The audit, which was scheduled to take place in the coming days, was intended to assess the performance, transparency, and contractual compliance of the Sino-Congolese program.
However, Sicomines reportedly rejected the process outright without proposing any alternative arrangements or timeline.
The dispute comes amid renewed scrutiny of the Sicomines agreement, originally signed in 2008 under a “minerals-for-infrastructure” model.
The deal granted a consortium of Chinese companies privileged access to the Democratic Republic of the Congo’s mineral resources in exchange for infrastructure development financing.
Over the years, the agreement has faced sustained criticism over alleged economic imbalances and lack of transparency.
Investigations by the Extractive Industries Transparency Initiative and the General Inspectorate of Finance identified major governance failures, prompting calls for renegotiation.
In response, the Congolese government and its Chinese partners signed Amendment 5 to the Sicomines Convention on March 14, 2024. The revised deal increased infrastructure commitments from US$3.2 billion to US$7 billion and reinforced the Congolese role in managing the Sino-Congolese Hydroelectric Company, SICOHYDRO.
One year later, on March 14, 2025, the civil society coalition Congo Is Not for Sale convened a high-level forum in Kinshasa to assess progress and examine ongoing concerns regarding implementation.
While the amendments were welcomed in principle, significant doubts remain about whether the revised commitments are being effectively enforced.
The standoff is unfolding against a broader backdrop of intensifying global competition for critical minerals, particularly between the United States and China, both of which view the Democratic Republic of the Congo as strategically vital due to its vast reserves of cobalt and copper.
A recent minerals exploration and extraction agreement between the Tshisekedi government and the United States has added to the strain. Analysts say the move has angered Chinese stakeholders involved in the Sicomines project and introduced a new layer of geopolitical friction.
According to sources familiar with both frameworks, elements of the U.S.-linked agreement contradict key clauses of the Sino-Congolese deal, particularly those governing preferential access and long-term resource rights.
Some observers interpret the Congolese government’s approach as an attempt to balance competing global powers to maximize national benefit.
However, critics argue that the strategy risks appearing inconsistent or opportunistic, potentially undermining trust with long-standing partners while exposing the country to heightened geopolitical pressure.
Against this backdrop, Sicomines’ refusal to submit to an audit is being interpreted by officials as a direct challenge to state authority and ongoing efforts to strengthen oversight in the mining sector.
The standoff is also clouded by allegations of internal dysfunction. Sources close to the presidency claim that the team tasked with conducting the audit lacks independence and credibility.
“They are compromised. They have no moral authority to audit a company they receive kickbacks from,” a source who requested anonymity told Kivu Today on Sunday morning. “The audit will implicate so many people including those close to the president. So, forget about the audit.”

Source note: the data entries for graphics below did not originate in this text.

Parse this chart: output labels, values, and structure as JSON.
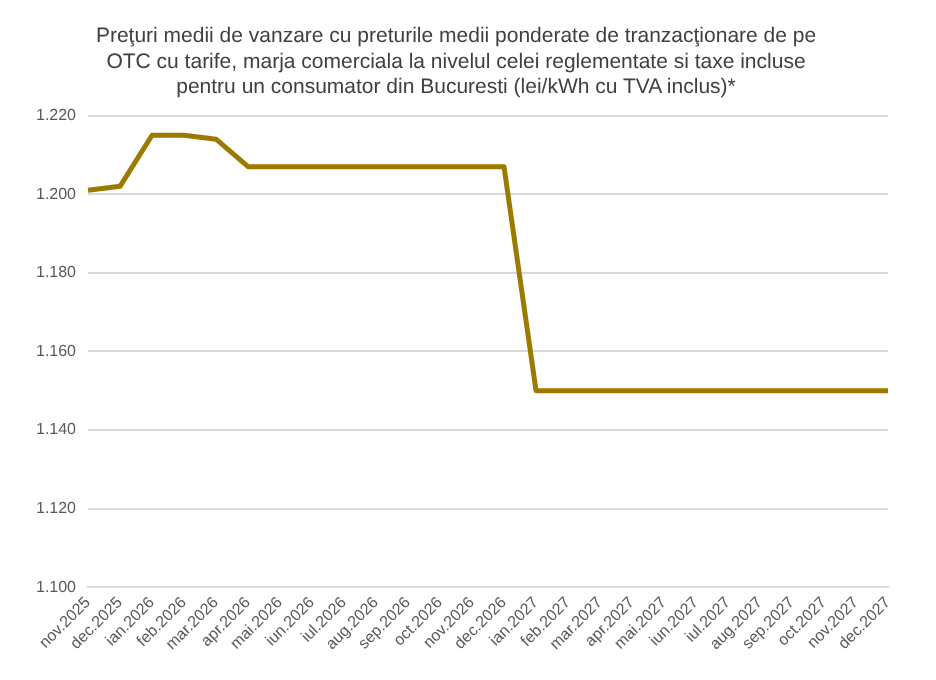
{
  "chart_data": {
    "type": "line",
    "title": "Preţuri medii de vanzare cu preturile medii ponderate de tranzacţionare de pe OTC cu tarife, marja comerciala la nivelul celei reglementate si taxe incluse pentru un consumator din Bucuresti (lei/kWh cu TVA inclus)*",
    "categories": [
      "nov.2025",
      "dec.2025",
      "ian.2026",
      "feb.2026",
      "mar.2026",
      "apr.2026",
      "mai.2026",
      "iun.2026",
      "iul.2026",
      "aug.2026",
      "sep.2026",
      "oct.2026",
      "nov.2026",
      "dec.2026",
      "ian.2027",
      "feb.2027",
      "mar.2027",
      "apr.2027",
      "mai.2027",
      "iun.2027",
      "iul.2027",
      "aug.2027",
      "sep.2027",
      "oct.2027",
      "nov.2027",
      "dec.2027"
    ],
    "series": [
      {
        "color": "#9c7a00",
        "values": [
          1.201,
          1.202,
          1.215,
          1.215,
          1.214,
          1.207,
          1.207,
          1.207,
          1.207,
          1.207,
          1.207,
          1.207,
          1.207,
          1.207,
          1.15,
          1.15,
          1.15,
          1.15,
          1.15,
          1.15,
          1.15,
          1.15,
          1.15,
          1.15,
          1.15,
          1.15
        ]
      }
    ],
    "ylim": [
      1.1,
      1.22
    ],
    "yticks": [
      {
        "value": 1.1,
        "label": "1.100"
      },
      {
        "value": 1.12,
        "label": "1.120"
      },
      {
        "value": 1.14,
        "label": "1.140"
      },
      {
        "value": 1.16,
        "label": "1.160"
      },
      {
        "value": 1.18,
        "label": "1.180"
      },
      {
        "value": 1.2,
        "label": "1.200"
      },
      {
        "value": 1.22,
        "label": "1.220"
      }
    ],
    "grid": "y",
    "legend": false,
    "marker": "none",
    "line_style": "solid"
  }
}
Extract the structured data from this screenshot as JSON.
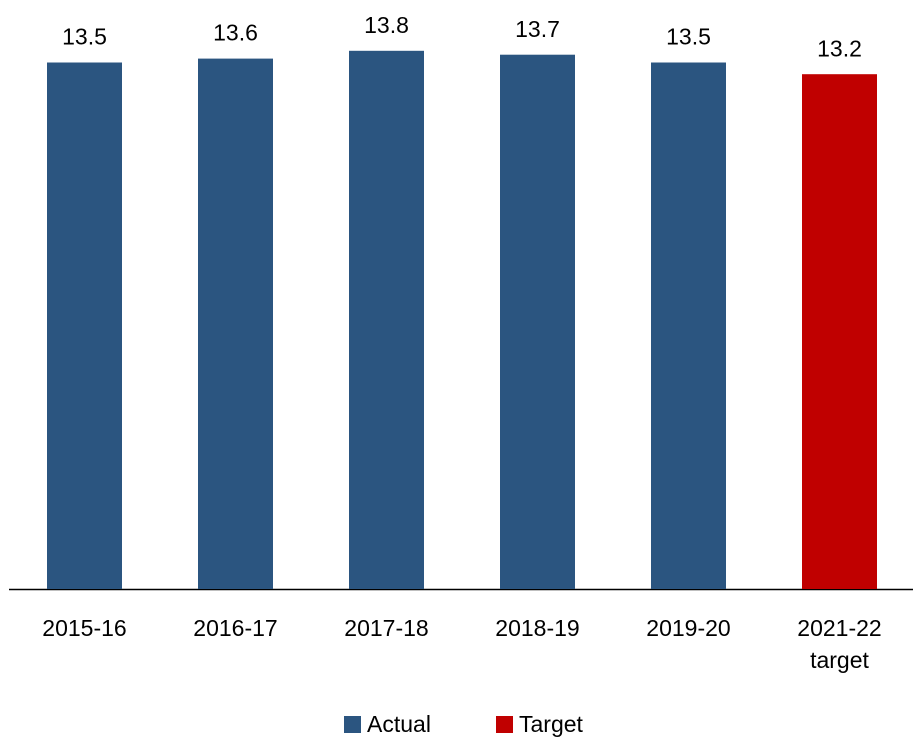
{
  "chart_data": {
    "type": "bar",
    "categories": [
      "2015-16",
      "2016-17",
      "2017-18",
      "2018-19",
      "2019-20",
      "2021-22 target"
    ],
    "series": [
      {
        "name": "Actual",
        "color": "#2b5580",
        "values": [
          13.5,
          13.6,
          13.8,
          13.7,
          13.5,
          null
        ]
      },
      {
        "name": "Target",
        "color": "#c00000",
        "values": [
          null,
          null,
          null,
          null,
          null,
          13.2
        ]
      }
    ],
    "ylim": [
      0,
      15
    ]
  }
}
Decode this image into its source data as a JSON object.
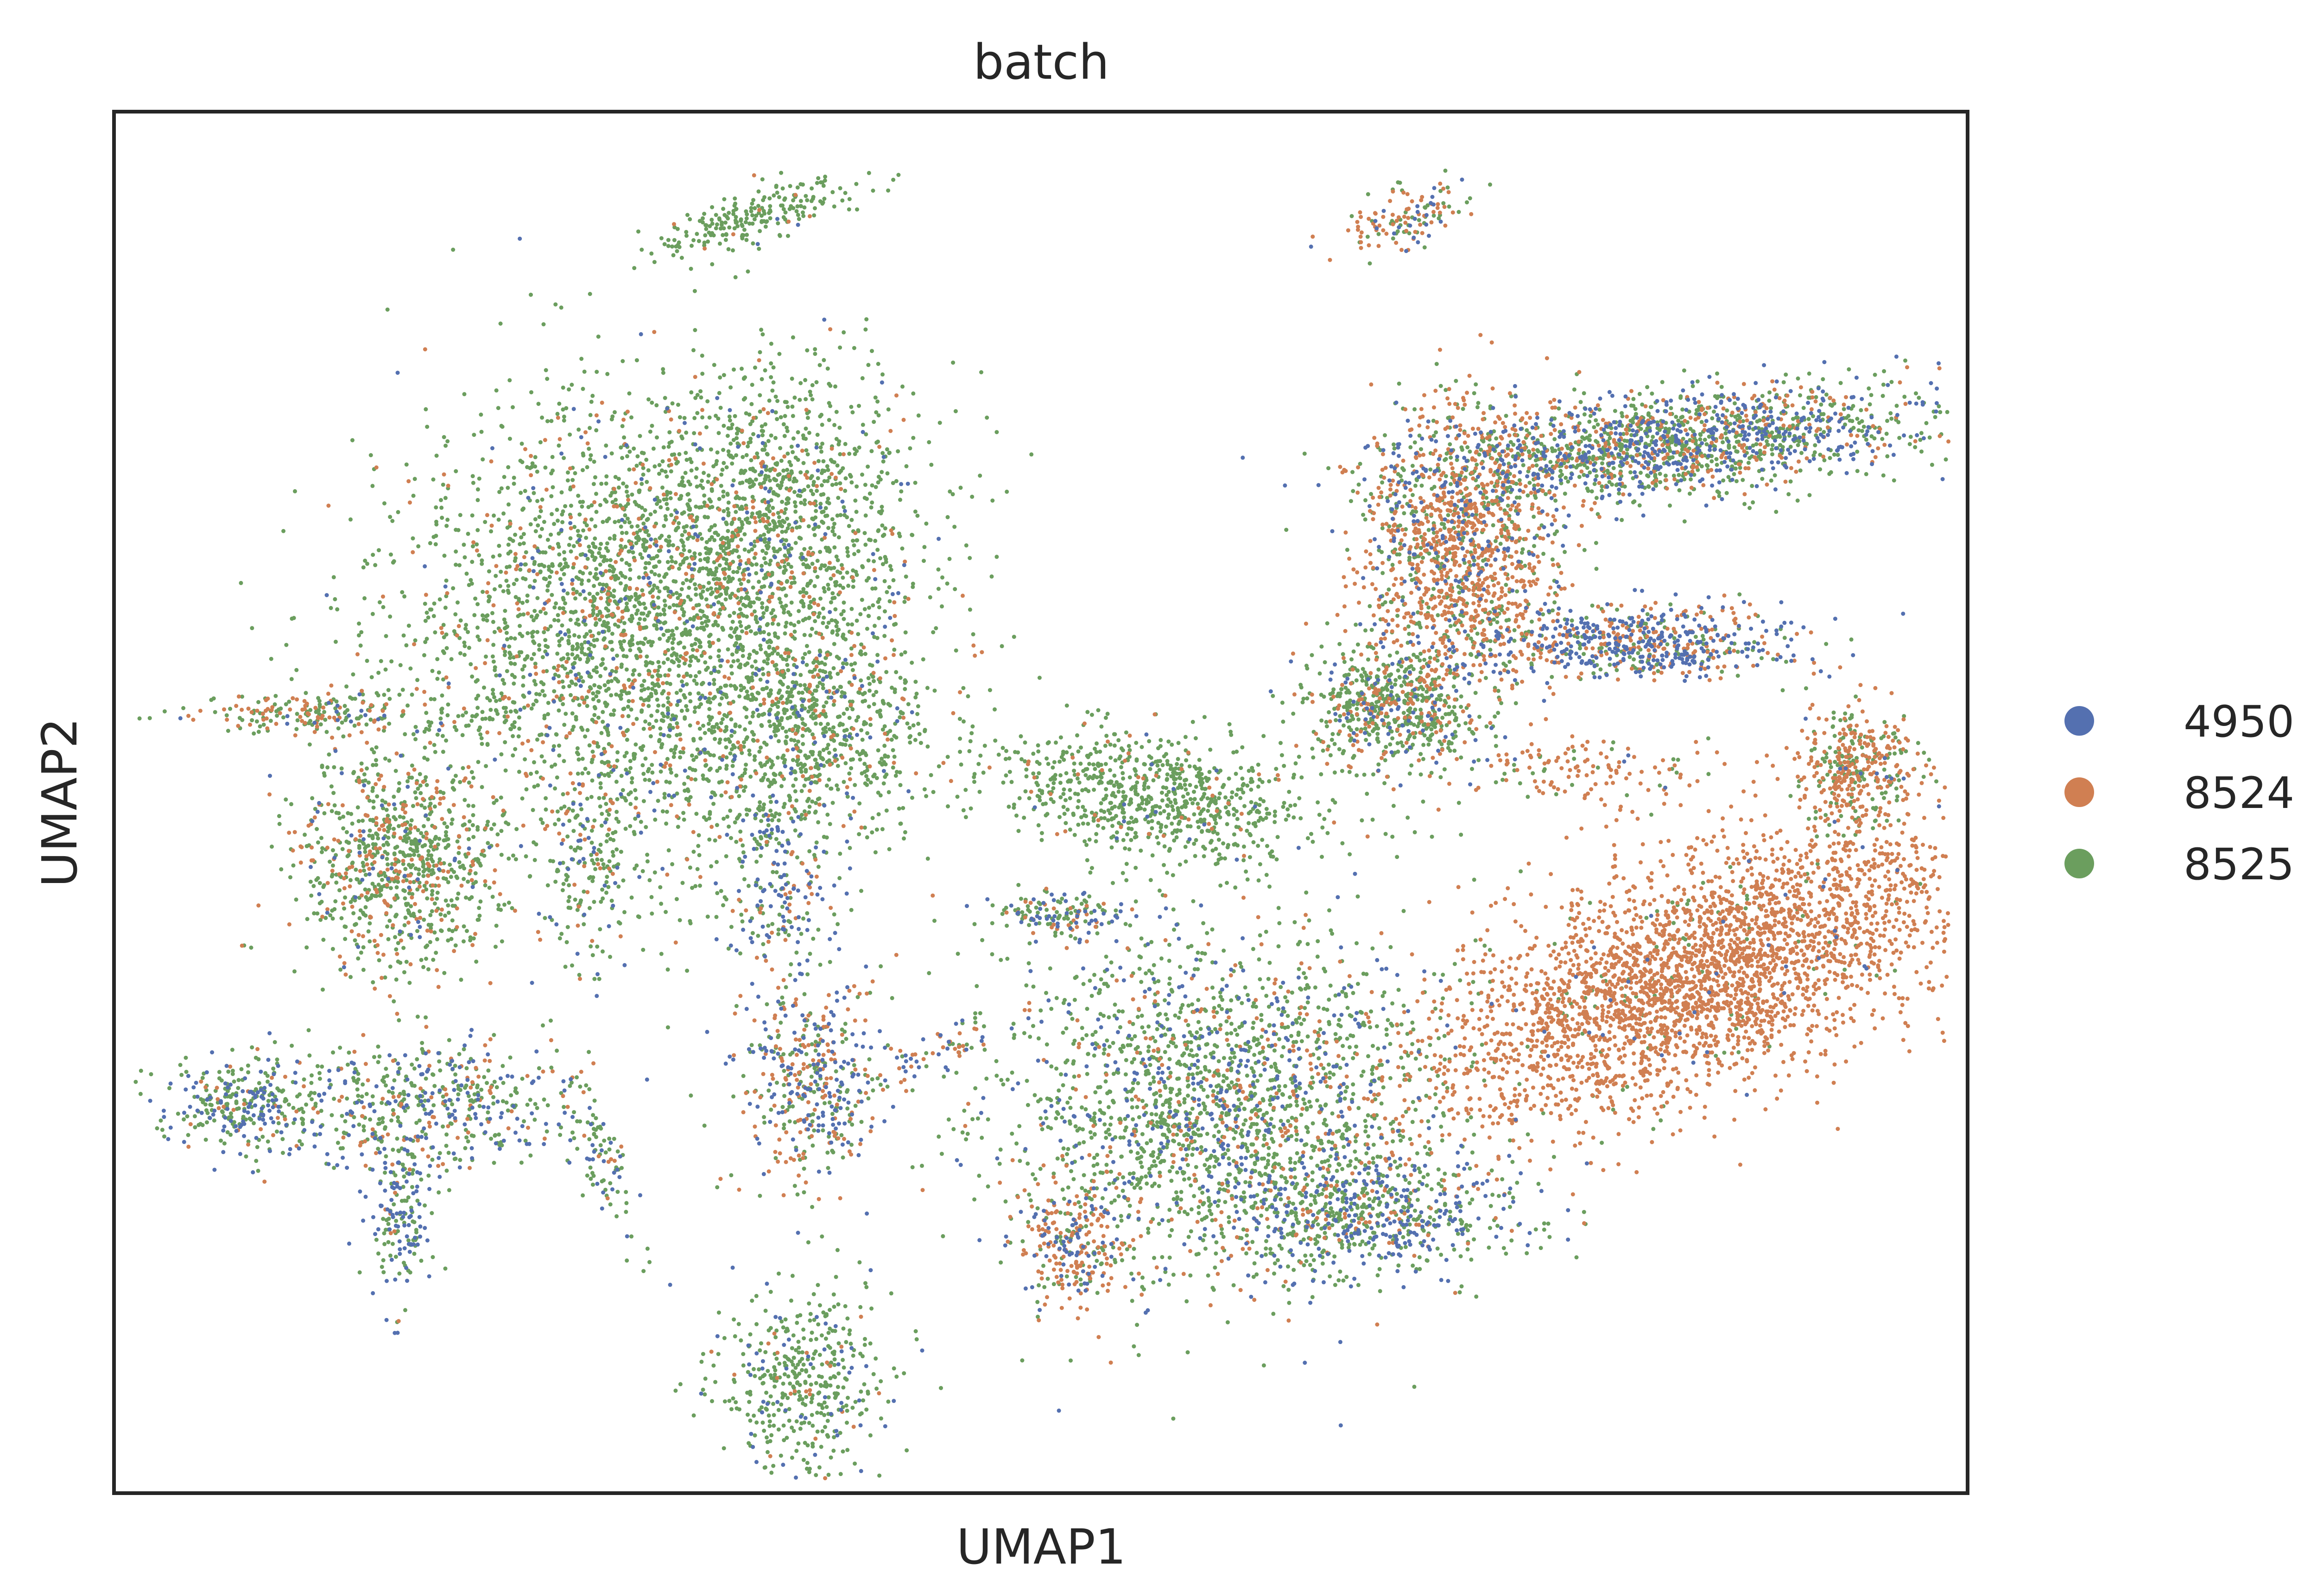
{
  "chart_data": {
    "type": "scatter",
    "title": "batch",
    "xlabel": "UMAP1",
    "ylabel": "UMAP2",
    "xlim": [
      0,
      1
    ],
    "ylim": [
      0,
      1
    ],
    "grid": false,
    "ticks": "none",
    "legend_position": "right-outside",
    "series": [
      {
        "name": "4950",
        "color": "#5470b0"
      },
      {
        "name": "8524",
        "color": "#d07f52"
      },
      {
        "name": "8525",
        "color": "#6b9e5e"
      }
    ],
    "clusters": [
      {
        "center": [
          0.345,
          0.925
        ],
        "spread": [
          0.04,
          0.012
        ],
        "angle": 25,
        "weights": [
          0.03,
          0.05,
          0.92
        ],
        "count": 220
      },
      {
        "center": [
          0.7,
          0.925
        ],
        "spread": [
          0.025,
          0.012
        ],
        "angle": 30,
        "weights": [
          0.2,
          0.4,
          0.4
        ],
        "count": 130
      },
      {
        "center": [
          0.285,
          0.62
        ],
        "spread": [
          0.09,
          0.11
        ],
        "angle": 0,
        "weights": [
          0.06,
          0.12,
          0.82
        ],
        "count": 3200
      },
      {
        "center": [
          0.355,
          0.715
        ],
        "spread": [
          0.055,
          0.07
        ],
        "angle": 0,
        "weights": [
          0.03,
          0.1,
          0.87
        ],
        "count": 900
      },
      {
        "center": [
          0.38,
          0.55
        ],
        "spread": [
          0.04,
          0.05
        ],
        "angle": 0,
        "weights": [
          0.1,
          0.12,
          0.78
        ],
        "count": 600
      },
      {
        "center": [
          0.36,
          0.44
        ],
        "spread": [
          0.018,
          0.045
        ],
        "angle": 0,
        "weights": [
          0.45,
          0.1,
          0.45
        ],
        "count": 200
      },
      {
        "center": [
          0.255,
          0.45
        ],
        "spread": [
          0.015,
          0.05
        ],
        "angle": 0,
        "weights": [
          0.15,
          0.15,
          0.7
        ],
        "count": 150
      },
      {
        "center": [
          0.105,
          0.565
        ],
        "spread": [
          0.045,
          0.01
        ],
        "angle": 0,
        "weights": [
          0.05,
          0.35,
          0.6
        ],
        "count": 200
      },
      {
        "center": [
          0.155,
          0.455
        ],
        "spread": [
          0.035,
          0.05
        ],
        "angle": 0,
        "weights": [
          0.05,
          0.25,
          0.7
        ],
        "count": 850
      },
      {
        "center": [
          0.07,
          0.28
        ],
        "spread": [
          0.03,
          0.025
        ],
        "angle": 0,
        "weights": [
          0.3,
          0.1,
          0.6
        ],
        "count": 320
      },
      {
        "center": [
          0.17,
          0.28
        ],
        "spread": [
          0.05,
          0.03
        ],
        "angle": 0,
        "weights": [
          0.3,
          0.15,
          0.55
        ],
        "count": 500
      },
      {
        "center": [
          0.155,
          0.2
        ],
        "spread": [
          0.012,
          0.04
        ],
        "angle": 0,
        "weights": [
          0.45,
          0.1,
          0.45
        ],
        "count": 180
      },
      {
        "center": [
          0.26,
          0.25
        ],
        "spread": [
          0.01,
          0.05
        ],
        "angle": 15,
        "weights": [
          0.25,
          0.1,
          0.65
        ],
        "count": 100
      },
      {
        "center": [
          0.37,
          0.08
        ],
        "spread": [
          0.03,
          0.045
        ],
        "angle": 0,
        "weights": [
          0.12,
          0.05,
          0.83
        ],
        "count": 450
      },
      {
        "center": [
          0.375,
          0.295
        ],
        "spread": [
          0.025,
          0.05
        ],
        "angle": 0,
        "weights": [
          0.3,
          0.35,
          0.35
        ],
        "count": 450
      },
      {
        "center": [
          0.445,
          0.32
        ],
        "spread": [
          0.03,
          0.01
        ],
        "angle": 30,
        "weights": [
          0.25,
          0.45,
          0.3
        ],
        "count": 70
      },
      {
        "center": [
          0.56,
          0.505
        ],
        "spread": [
          0.06,
          0.03
        ],
        "angle": -15,
        "weights": [
          0.02,
          0.05,
          0.93
        ],
        "count": 800
      },
      {
        "center": [
          0.51,
          0.42
        ],
        "spread": [
          0.025,
          0.012
        ],
        "angle": 0,
        "weights": [
          0.25,
          0.2,
          0.55
        ],
        "count": 150
      },
      {
        "center": [
          0.6,
          0.28
        ],
        "spread": [
          0.08,
          0.085
        ],
        "angle": 0,
        "weights": [
          0.18,
          0.12,
          0.7
        ],
        "count": 2200
      },
      {
        "center": [
          0.68,
          0.2
        ],
        "spread": [
          0.05,
          0.03
        ],
        "angle": 0,
        "weights": [
          0.4,
          0.1,
          0.5
        ],
        "count": 600
      },
      {
        "center": [
          0.52,
          0.18
        ],
        "spread": [
          0.02,
          0.03
        ],
        "angle": 0,
        "weights": [
          0.25,
          0.55,
          0.2
        ],
        "count": 260
      },
      {
        "center": [
          0.69,
          0.57
        ],
        "spread": [
          0.03,
          0.03
        ],
        "angle": 0,
        "weights": [
          0.1,
          0.2,
          0.7
        ],
        "count": 650
      },
      {
        "center": [
          0.725,
          0.68
        ],
        "spread": [
          0.035,
          0.07
        ],
        "angle": 0,
        "weights": [
          0.12,
          0.65,
          0.23
        ],
        "count": 1400
      },
      {
        "center": [
          0.84,
          0.76
        ],
        "spread": [
          0.095,
          0.025
        ],
        "angle": 8,
        "weights": [
          0.3,
          0.2,
          0.5
        ],
        "count": 1700
      },
      {
        "center": [
          0.825,
          0.615
        ],
        "spread": [
          0.055,
          0.018
        ],
        "angle": 0,
        "weights": [
          0.5,
          0.3,
          0.2
        ],
        "count": 650
      },
      {
        "center": [
          0.94,
          0.525
        ],
        "spread": [
          0.022,
          0.03
        ],
        "angle": 0,
        "weights": [
          0.02,
          0.55,
          0.43
        ],
        "count": 400
      },
      {
        "center": [
          0.855,
          0.375
        ],
        "spread": [
          0.11,
          0.05
        ],
        "angle": 32,
        "weights": [
          0.01,
          0.95,
          0.04
        ],
        "count": 3200
      },
      {
        "center": [
          0.79,
          0.52
        ],
        "spread": [
          0.05,
          0.02
        ],
        "angle": 0,
        "weights": [
          0.05,
          0.75,
          0.2
        ],
        "count": 140
      }
    ]
  }
}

The dispute raises broader questions about the future of cooperation between the Congolese government and Chinese investors, as well as the overall investment climate in the country’s extractive industries.
In recent years, authorities in Kinshasa have pushed to review and renegotiate major mining agreements to secure greater national benefit.
Sicomines and its Chinese partners have not publicly explained their refusal to participate in the audit.
With tensions mounting, competing global interests intensifying, and political stakes rising, observers say the coming days will be critical in determining whether dialogue can resume or whether the dispute will escalate further.